Los prototipos ideales que los mercados proyectan en la sociedad consiguen desnaturalizar cualquier esencia. Son capaces de fabricar personas con los ojos nublados; por todas partes hay nubes que eclipsan a personas. Vidas sin rumbos, rumbos desorientados, también algunos rumbos bien enfocados acostumbrándose a ser aves de pasos eternas. Pedes in terra ad sivera visus. Las circunstancias sociales no registran de forma palmaria la conexión de las verdades: la última urdimbre tejida por el misterio redefine su juego en la última casilla. A los impíos de corazón, las campanas les resuenan en sus oídos de manera inarmónica porque nunca podrán vislumbrar la clave en la que está sellada el compás de la vida. Personas sin fe, sin rostro, ni timón. Ese es el precio de nuestra época. La fe en nuestra era pide auxilio. Sobrevive a duras penas en la irracionalidad del ruido. ¿Qué nos queda si hemos perdido hasta la fe de la que estamos tejidos?

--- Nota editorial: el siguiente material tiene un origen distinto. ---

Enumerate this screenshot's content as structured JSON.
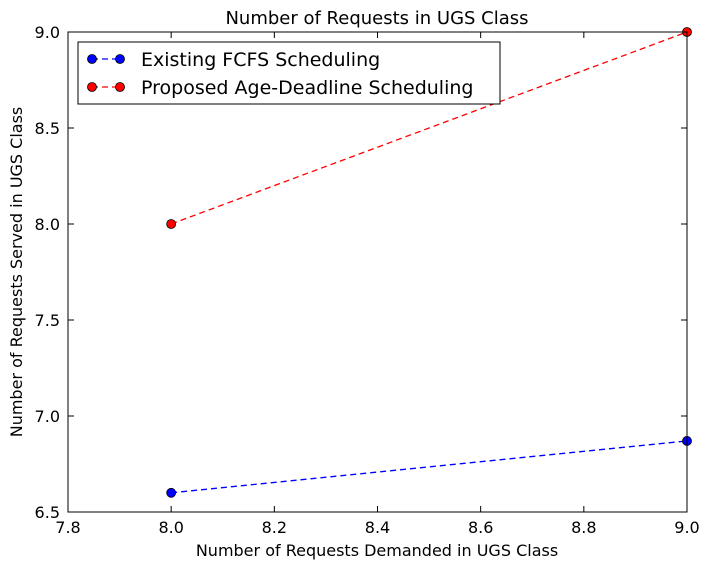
{
  "chart_data": {
    "type": "line",
    "title": "Number of Requests in UGS Class",
    "xlabel": "Number of Requests Demanded in UGS Class",
    "ylabel": "Number of Requests Served in UGS Class",
    "xlim": [
      7.8,
      9.0
    ],
    "ylim": [
      6.5,
      9.0
    ],
    "x_ticks": [
      "7.8",
      "8.0",
      "8.2",
      "8.4",
      "8.6",
      "8.8",
      "9.0"
    ],
    "y_ticks": [
      "6.5",
      "7.0",
      "7.5",
      "8.0",
      "8.5",
      "9.0"
    ],
    "grid": false,
    "legend_position": "top-left",
    "series": [
      {
        "name": "Existing FCFS Scheduling",
        "color": "#0000ff",
        "line_style": "dashed",
        "marker": "circle",
        "points": [
          {
            "x": 8.0,
            "y": 6.6
          },
          {
            "x": 9.0,
            "y": 6.87
          }
        ]
      },
      {
        "name": "Proposed Age-Deadline Scheduling",
        "color": "#ff0000",
        "line_style": "dashed",
        "marker": "circle",
        "points": [
          {
            "x": 8.0,
            "y": 8.0
          },
          {
            "x": 9.0,
            "y": 9.0
          }
        ]
      }
    ]
  }
}
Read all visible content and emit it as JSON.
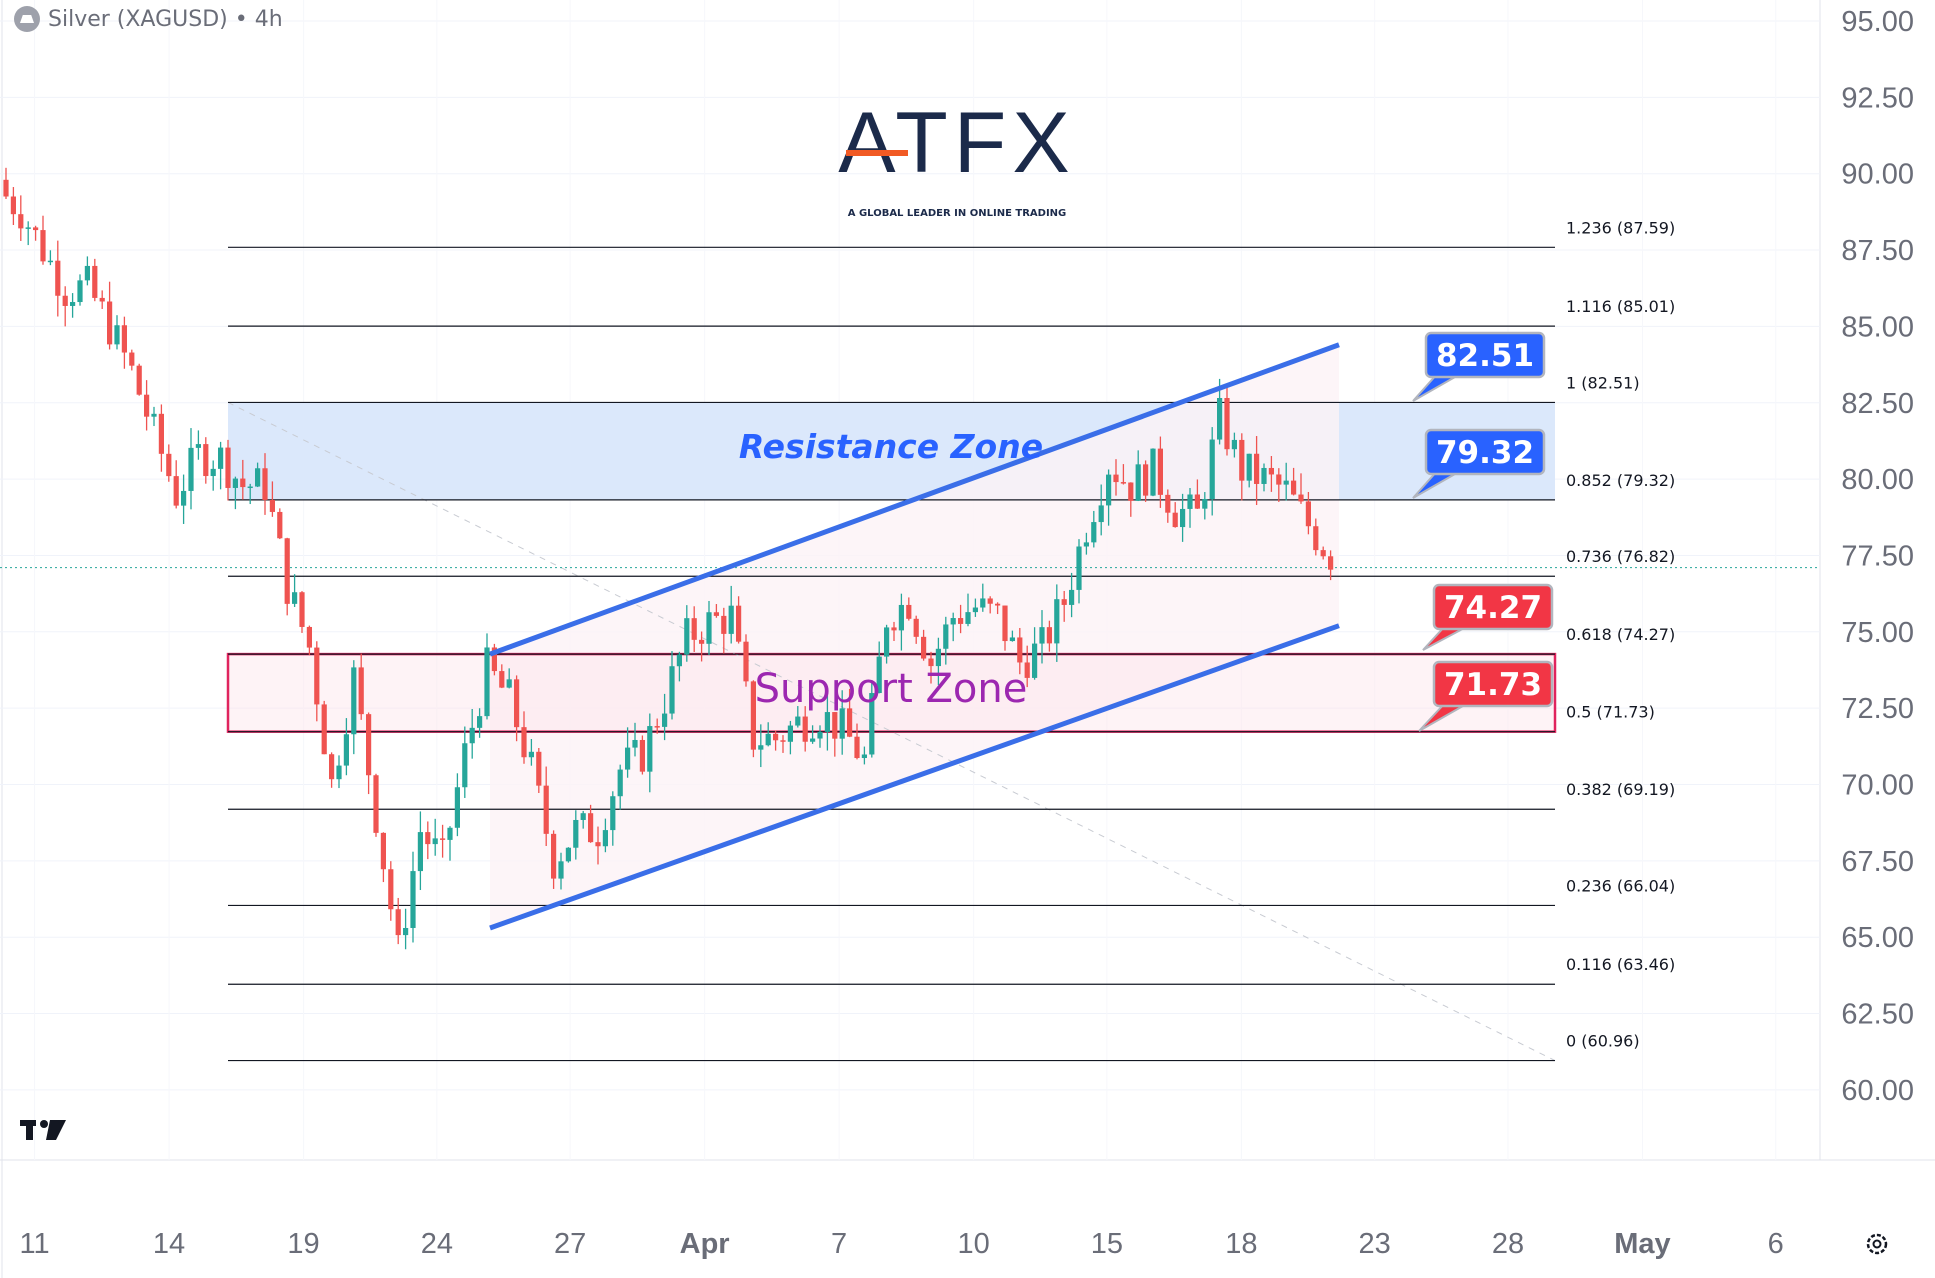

El sonido del mar me arrastra hacia una realidad libre de mácula, libre de opiniones, estadísticas y crucifixiones. Jugar con las olas es desplazarse hasta el infinito, embriagarse de ellas es percibir el olor de lo eterno, de lo que siempre será, aun cuando nosotros ya no estemos. Saborear el salitre, alimentarse con él para huir de la basta mundanidad es el acto heroico más noble al que podemos hacer frente. Alejarse del frío crepitar de los tiempos. Ser silencio perenne para escuchar el lamento de la pureza. Entrar en comunión con ella es entender la conexión de la vida Una.
La luna, mientras el mundo ruge y va muriendo de inanición emocional, ilumina a todas las personas y a todos los destinos. A todas las flores. A todas las montañas. A todos los ríos. A todos los credos. A todos los sueños. Pero ¿a quién ilumina la cara oculta de la Luna?